Behold yet another reason that I left the Reform movement and embraced Secular Humanistic Judaism. Miller’s lamentable ghetto mentality encapsulates for me everything that is wrong with the course set by Reform Judaism.

Instead of embracing a message of love, tolerance and acceptance, these rabbis stamp their feet and demand “standards, imperatives” and “obligations.” They reject what they see as insufficient “regard” for Judaism.  They condemn any rabbinical acceptance of a couple’s life choices as an “adoration of autonomy” wherein Jews of “accidental association” are pursuing “willy-nilly” weddings that often amount to no more than a “spectacle.”

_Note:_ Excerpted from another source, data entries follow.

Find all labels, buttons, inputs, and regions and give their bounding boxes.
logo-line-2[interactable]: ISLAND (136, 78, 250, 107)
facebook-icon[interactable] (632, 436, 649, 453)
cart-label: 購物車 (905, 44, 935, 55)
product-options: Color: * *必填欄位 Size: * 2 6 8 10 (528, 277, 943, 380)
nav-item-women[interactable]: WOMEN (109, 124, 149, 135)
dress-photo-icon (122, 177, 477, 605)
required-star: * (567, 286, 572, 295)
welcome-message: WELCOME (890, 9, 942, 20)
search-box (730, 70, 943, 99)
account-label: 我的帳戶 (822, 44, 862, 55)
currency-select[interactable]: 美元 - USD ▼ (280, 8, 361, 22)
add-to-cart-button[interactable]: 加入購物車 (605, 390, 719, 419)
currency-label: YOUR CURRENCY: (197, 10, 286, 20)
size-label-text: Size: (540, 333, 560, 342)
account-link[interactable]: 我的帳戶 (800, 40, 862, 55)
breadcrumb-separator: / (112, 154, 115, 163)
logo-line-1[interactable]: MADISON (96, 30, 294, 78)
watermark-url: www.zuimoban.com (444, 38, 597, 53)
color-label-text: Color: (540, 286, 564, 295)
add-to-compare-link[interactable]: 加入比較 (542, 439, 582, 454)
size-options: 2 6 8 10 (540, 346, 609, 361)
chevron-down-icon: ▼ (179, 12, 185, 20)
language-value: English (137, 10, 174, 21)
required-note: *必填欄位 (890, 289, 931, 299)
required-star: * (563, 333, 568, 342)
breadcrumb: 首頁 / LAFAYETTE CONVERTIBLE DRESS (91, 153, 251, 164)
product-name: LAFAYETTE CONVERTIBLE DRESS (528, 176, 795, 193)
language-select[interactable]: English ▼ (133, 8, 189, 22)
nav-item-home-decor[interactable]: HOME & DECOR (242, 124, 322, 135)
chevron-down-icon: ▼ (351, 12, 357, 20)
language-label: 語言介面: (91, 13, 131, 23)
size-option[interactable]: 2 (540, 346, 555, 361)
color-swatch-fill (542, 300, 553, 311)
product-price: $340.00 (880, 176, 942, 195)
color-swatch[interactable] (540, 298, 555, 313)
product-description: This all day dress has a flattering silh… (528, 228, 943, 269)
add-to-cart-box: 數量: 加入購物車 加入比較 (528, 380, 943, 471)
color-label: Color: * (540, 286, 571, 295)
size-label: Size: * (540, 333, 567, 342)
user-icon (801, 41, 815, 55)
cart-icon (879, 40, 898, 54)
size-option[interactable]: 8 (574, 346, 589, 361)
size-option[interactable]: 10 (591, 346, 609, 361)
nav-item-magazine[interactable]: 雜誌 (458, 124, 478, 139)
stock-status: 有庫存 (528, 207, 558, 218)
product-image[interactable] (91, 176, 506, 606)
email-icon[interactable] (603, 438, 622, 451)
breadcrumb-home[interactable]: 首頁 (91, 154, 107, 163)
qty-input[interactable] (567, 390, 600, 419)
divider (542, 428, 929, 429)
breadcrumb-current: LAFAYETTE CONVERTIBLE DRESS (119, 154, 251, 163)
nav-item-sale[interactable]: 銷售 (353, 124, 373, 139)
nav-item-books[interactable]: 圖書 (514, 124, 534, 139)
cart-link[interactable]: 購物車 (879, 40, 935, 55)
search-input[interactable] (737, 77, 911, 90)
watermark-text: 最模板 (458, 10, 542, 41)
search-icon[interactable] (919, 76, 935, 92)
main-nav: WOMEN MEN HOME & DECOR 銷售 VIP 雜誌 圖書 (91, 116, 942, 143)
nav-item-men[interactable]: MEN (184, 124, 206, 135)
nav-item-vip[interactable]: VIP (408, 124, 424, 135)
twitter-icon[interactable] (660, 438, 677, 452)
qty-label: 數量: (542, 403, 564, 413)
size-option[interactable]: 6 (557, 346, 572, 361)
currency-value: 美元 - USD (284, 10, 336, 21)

Levin and Miller may freely offer or deny their wedding services as their consciences dictate. As I see it, they have already lost the battle for the hearts and minds of modern liberal secularized Jews. In the 21st century the clerics are no longer in charge. Rabbis obsessed with the purity of their communities, who provide laundry lists of requirements for who’s in and who’s out, are probably working for the wrong Jews.

If the so-called liberal Jewish movements keep this up, they won’t need to be worried about committing religious suicide. They’ll just peacefully slip away into the recesses of history, irrelevant and forgotten.